Much of Cape’s platform is underpinned and informed by tf-encrypted, its community-driven suite for experimenting with private machine learning on top of Google’s TensorFlow framework. Tf-encrypted enables training, validation, and prediction over encrypted data. The data remains encrypted during the entire data science workflow, meaning machine learning models can be hosted in the cloud without decrypting the inputs or outputs of the query.

“There are personal, competitive, and regulatory borders that sit between data and intelligence. The most valuable data is locked up today for these reasons,” wrote Uhma in a blog post. “Secure machine learning can enable access to data while complying with these borders. In other words, secure machine learning preserves the privacy of sensitive data … Hospitals could start to take advantage of cloud-based AI while managing the complexity of data privacy regulations and the natural sensitivity of health care data. Imagine assisting ophthalmologists by scanning retinal images for diabetic retinopathy, or pathologists by scanning lymph node biopsies for the spread of breast cancer.”

Uhma also touts the potential for further advances based on collaboration. “Secure computation can lead to entirely new business models. Imagine multiple large banks pooling their data to train a fraud-detection model that is more accurate than what any one bank could develop on their own.”
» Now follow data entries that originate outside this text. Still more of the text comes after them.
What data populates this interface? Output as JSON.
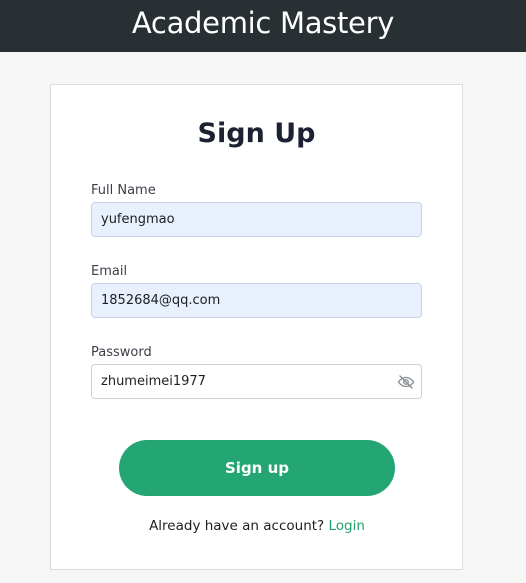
{
  "header": {
    "title": "Academic Mastery",
    "background": "#283033"
  },
  "form": {
    "title": "Sign Up",
    "full_name": {
      "label": "Full Name",
      "value": "yufengmao"
    },
    "email": {
      "label": "Email",
      "value": "1852684@qq.com"
    },
    "password": {
      "label": "Password",
      "value": "zhumeimei1977",
      "toggle_icon": "eye-slash-icon"
    },
    "submit_label": "Sign up",
    "footer": {
      "prompt": "Already have an account?",
      "link_label": "Login"
    }
  },
  "colors": {
    "accent": "#23a673",
    "link": "#22a06b",
    "autofill_bg": "#e8f0fe"
  }
}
Cape isn’t the first to propose a privacy-preserving approach to data science collaboration. Companies including Enveil, Cosmian, Duality Technologies, and Intel are also investigating homomorphic encryption for this purpose. This form of cryptography enables computation on plaintext (file contents) encrypted using an algorithm (also known as ciphertexts) so the generated encrypted result exactly matches the result of operations that would have been performed on unencrypted text. Using homomorphic encryption, a “cryptonet” can perform computation on data and return the encrypted result back to a client, which can then use the encryption key — which is never shared publicly — to decrypt the returned data and get the actual result.

In practice, homomorphic encryption libraries don’t yet fully leverage modern hardware and are at least an order of magnitude slower than conventional models. That said, newer projects like the accelerated encryption library cuHE claim speedups of 12 to 50 times on various encrypted tasks over previous implementations. And HE-Transformer, a backend for nGraph (Intel’s neural network compiler), delivers leading performance on some cryptonets.

BOLDStart Ventures led the investment in New York-based Cape, with participation from VersionOne, Haystack, Radical, and Faktor. Cape has 14 employees, and it plans to launch paid product pilots in the coming weeks.